Influence of water and sediment supply on the long-term evolution of alluvial fans and deltas: Statistical characterization of basin-filling sedimentation patterns

Authors

  • Kyle M. Straub,

    Corresponding author
    1. Department of Earth and Environmental Sciences, Tulane University, New Orleans, Louisiana, USA
    • Corresponding author: K. M. Straub, Department of Earth and Environmental Sciences, Tulane University, New Orleans, LA 70118, USA. (kmstraub@tulane.edu)

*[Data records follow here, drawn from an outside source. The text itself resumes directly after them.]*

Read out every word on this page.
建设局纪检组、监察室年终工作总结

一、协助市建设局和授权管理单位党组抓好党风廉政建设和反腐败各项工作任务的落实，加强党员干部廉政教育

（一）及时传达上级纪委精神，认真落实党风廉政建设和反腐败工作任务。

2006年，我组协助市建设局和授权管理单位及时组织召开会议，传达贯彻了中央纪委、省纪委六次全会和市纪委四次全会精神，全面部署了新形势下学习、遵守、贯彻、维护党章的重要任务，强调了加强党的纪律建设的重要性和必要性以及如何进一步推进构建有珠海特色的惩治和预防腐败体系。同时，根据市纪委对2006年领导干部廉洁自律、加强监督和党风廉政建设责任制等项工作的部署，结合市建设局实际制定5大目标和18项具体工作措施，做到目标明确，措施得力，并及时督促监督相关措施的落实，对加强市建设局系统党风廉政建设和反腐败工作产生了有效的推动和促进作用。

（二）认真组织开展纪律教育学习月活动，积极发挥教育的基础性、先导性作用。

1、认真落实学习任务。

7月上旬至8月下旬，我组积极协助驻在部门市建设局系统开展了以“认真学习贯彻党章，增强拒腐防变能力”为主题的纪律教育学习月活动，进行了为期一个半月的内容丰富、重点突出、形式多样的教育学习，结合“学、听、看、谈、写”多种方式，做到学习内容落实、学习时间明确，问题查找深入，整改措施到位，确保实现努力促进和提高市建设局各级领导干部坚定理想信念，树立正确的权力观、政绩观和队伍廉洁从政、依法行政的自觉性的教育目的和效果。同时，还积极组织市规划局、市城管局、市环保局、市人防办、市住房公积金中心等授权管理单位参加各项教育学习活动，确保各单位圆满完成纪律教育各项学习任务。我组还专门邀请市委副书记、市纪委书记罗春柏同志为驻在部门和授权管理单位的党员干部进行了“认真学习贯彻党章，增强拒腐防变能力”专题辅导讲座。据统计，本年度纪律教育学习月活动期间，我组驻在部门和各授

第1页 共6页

    Search for more papers by this author
  • Yinan Wang

    1. Department of Earth and Environmental Sciences, Tulane University, New Orleans, Louisiana, USA
    2. Department of Energy Resources Engineering, Stanford University, Stanford, California, USA
    Search for more papers by this author

Abstract

[1] The temporal and spatial variability of sedimentation, resulting from sediment storage and release and the lateral mobility of sediment transporting flows, imparts fundamental patterns into the stratigraphic record. Recent studies show that paleoenvironmental (allogenic) signals preserved in stratigraphy may be contaminated by internally generated (autogenic) sedimentation patterns; however, it is unclear how the magnitude of autogenic dynamics is related to allogenic forcings. Utilizing statistical methods, we quantify basin-filling trends in three laboratory experiments where input water and sediment flux were varied. We use the compensation index and compensation time scale to estimate the strength of compensation, defined here as the tendency to fill topographic lows faster than would result from random deposit stacking, and to estimate the time scales over which autogenic processes operate. In the experiments, topography of channelized deltas formed by noncohesive sediment was monitored in a basin experiencing temporally and spatially uniform relative subsidence. Each experiment resulted in construction of a stratigraphic package in excess of 25 channel depths thick. We find that compensation strength in the experiments is not influenced by absolute magnitudes of water and sediment flux but does increase as a function of the ratio of water to sediment flux. A compensation time scale, defined as the maximum depth of a system's channels divided by the long-term deposition rate, accurately defines the maximum time scale at which autogenic dynamics occur in all experiments. When applied to field-scale systems, we predict that autogenic dynamics occur out to time scales between 5 and 150 kyr.